Combination ladders take the best features of extension ladders and step ladders, making the ultimate multi-purpose ladder for use in a variety of different situations. Because of their adaptability, combination ladders are the ladder of choice for tradespeople working in a number of different industries. In case you’re not familiar with combination ladders, here’s a rundown of their features and ideal use scenarios.
Different types of combination ladder
There are two main types of combination ladder – the two way combination ladder and the three way combination ladder. Two way combination ladders are effectively step ladders which can be folded flat to serve as a standard, fixed two-legged ladder. Meanwhile, three way combination ladders are step ladders with an extension mechanism on the climbing section which can be extended either up or down. This can provide additional height or allow the ladder to be used on stairs.

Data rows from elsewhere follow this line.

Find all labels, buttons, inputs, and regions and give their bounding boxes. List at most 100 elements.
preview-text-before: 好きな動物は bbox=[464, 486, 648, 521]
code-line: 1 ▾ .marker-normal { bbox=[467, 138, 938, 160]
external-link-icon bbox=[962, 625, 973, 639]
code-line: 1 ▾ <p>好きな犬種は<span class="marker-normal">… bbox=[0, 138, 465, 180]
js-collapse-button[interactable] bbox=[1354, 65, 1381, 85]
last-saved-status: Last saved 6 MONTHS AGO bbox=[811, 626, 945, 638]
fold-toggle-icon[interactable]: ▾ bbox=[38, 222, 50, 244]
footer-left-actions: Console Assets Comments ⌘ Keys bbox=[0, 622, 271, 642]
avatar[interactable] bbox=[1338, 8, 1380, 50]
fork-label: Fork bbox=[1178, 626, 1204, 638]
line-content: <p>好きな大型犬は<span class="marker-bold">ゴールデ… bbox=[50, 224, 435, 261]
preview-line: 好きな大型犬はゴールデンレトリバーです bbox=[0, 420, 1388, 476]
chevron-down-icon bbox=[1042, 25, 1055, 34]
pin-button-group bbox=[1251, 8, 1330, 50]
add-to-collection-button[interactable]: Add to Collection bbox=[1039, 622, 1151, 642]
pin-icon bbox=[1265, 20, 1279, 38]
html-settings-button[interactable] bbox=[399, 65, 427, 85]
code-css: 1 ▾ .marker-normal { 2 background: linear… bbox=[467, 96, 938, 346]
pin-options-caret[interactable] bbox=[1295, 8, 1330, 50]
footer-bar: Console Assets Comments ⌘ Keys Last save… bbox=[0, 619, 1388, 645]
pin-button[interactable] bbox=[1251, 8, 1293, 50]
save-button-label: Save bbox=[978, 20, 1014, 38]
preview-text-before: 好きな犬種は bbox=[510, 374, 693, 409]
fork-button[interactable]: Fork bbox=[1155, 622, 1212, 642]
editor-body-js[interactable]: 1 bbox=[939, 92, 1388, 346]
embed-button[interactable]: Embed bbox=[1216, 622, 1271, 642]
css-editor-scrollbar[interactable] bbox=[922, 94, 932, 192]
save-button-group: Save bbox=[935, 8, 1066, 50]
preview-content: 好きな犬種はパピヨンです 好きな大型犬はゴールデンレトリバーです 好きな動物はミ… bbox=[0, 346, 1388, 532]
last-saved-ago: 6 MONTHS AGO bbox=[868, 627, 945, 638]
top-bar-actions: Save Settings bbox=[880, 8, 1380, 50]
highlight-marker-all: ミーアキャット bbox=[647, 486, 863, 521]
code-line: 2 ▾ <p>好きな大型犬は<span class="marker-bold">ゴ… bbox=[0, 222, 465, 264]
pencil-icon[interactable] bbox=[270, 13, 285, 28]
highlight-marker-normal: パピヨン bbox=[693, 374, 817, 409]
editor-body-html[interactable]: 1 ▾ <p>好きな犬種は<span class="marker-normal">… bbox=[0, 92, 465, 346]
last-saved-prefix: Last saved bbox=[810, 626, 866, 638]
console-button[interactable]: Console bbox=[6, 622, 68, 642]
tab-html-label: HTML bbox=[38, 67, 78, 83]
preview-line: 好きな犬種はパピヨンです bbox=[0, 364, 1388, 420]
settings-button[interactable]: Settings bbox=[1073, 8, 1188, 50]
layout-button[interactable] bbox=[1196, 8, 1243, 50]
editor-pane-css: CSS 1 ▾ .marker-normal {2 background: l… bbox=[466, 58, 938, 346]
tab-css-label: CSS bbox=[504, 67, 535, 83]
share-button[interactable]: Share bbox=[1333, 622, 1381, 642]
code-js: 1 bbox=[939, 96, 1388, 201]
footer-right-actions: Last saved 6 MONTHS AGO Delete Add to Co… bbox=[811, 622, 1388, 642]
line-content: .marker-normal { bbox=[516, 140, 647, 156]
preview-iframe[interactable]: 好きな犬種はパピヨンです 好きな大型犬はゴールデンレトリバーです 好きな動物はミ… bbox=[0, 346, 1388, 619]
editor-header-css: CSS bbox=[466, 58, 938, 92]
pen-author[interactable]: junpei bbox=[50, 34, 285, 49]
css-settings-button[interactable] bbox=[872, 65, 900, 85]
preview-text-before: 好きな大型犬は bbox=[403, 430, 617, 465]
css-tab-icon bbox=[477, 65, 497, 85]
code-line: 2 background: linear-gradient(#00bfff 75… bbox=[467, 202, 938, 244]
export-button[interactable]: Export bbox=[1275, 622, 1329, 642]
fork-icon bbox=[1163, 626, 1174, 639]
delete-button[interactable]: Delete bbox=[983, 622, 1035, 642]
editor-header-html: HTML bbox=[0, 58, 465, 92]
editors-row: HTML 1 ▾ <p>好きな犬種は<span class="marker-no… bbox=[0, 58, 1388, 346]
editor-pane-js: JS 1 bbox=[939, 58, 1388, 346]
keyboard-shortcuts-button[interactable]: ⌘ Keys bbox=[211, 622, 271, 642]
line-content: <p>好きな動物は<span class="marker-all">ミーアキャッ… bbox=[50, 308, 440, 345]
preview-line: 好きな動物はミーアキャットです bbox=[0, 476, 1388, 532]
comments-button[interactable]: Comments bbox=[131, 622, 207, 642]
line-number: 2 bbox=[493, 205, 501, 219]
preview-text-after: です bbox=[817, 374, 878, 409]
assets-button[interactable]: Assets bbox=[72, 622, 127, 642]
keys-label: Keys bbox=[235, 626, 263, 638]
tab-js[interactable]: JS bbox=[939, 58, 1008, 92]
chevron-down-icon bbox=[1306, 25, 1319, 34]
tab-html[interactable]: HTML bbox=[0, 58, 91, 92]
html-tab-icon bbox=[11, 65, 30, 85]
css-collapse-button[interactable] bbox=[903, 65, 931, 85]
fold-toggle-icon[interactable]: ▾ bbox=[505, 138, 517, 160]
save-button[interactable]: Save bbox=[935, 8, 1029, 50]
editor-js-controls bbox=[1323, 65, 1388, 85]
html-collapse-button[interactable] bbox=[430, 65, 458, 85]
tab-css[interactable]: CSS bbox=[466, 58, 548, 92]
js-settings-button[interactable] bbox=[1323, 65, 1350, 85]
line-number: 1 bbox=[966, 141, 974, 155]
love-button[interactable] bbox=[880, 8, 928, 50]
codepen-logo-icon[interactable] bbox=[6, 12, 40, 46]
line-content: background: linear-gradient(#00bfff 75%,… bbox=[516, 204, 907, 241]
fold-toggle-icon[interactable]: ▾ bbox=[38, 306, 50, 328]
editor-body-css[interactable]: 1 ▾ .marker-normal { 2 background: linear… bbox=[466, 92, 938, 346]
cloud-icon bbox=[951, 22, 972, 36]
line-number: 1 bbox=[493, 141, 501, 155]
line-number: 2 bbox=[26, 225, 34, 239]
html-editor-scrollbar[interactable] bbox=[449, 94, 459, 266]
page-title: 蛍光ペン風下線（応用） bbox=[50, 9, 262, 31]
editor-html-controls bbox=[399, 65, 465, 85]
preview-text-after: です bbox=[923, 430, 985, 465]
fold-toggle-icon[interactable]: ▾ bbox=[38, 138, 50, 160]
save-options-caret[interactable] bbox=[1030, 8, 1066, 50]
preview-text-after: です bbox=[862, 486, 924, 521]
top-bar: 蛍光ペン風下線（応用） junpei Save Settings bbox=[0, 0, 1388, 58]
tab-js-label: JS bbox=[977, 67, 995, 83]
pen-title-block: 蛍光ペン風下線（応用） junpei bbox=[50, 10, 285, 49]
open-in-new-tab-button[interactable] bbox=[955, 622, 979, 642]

How do combination ladders work?
Combination ladders take the extension mechanism found on the extension ladder and the foldable, four-legged frame of the step ladder and combine them to create a ladder whose primary focus is versatility. The extension mechanism, which makes use of two ladder sections which can slide past each other and lock into place, allows combination ladders to provide additional height in a much smaller frame. At the same time, the four-legged frame borrowed from the standard step ladder means that combination ladders can stand entirely on their own, away from walls or other structures.
Not only are combination ladders versatile, they are also very easy to set up. With a few simple actions a combination ladder can be unfolded, the legs locked into place and the climbing section extended ready for use.
Who uses combination ladders?
While extension ladders are versatile, combination ladders are even more so, thanks to their four-legged frame. Their additional height and standalone capability allow combination ladders to be used in circumstances where smaller scaffold towers are also used. While a combination ladder cannot provide as strong a working platform as a scaffold tower, and they also cannot as easily facilitate two-handed working, they do provide the height and four-legged base necessary to work at height. Because combination ladders generally do not have adjustable legs, they aren’t suitable for work on uneven surfaces, meaning they are mainly limited to indoor use.
These attributes make combination ladders a popular choice with tradesmen who generally work indoors, such as painters & decorators or plasterers etc. Thanks to their versatility, combination ladders are also a popular choice with home users, who find they can be used for many different tasks.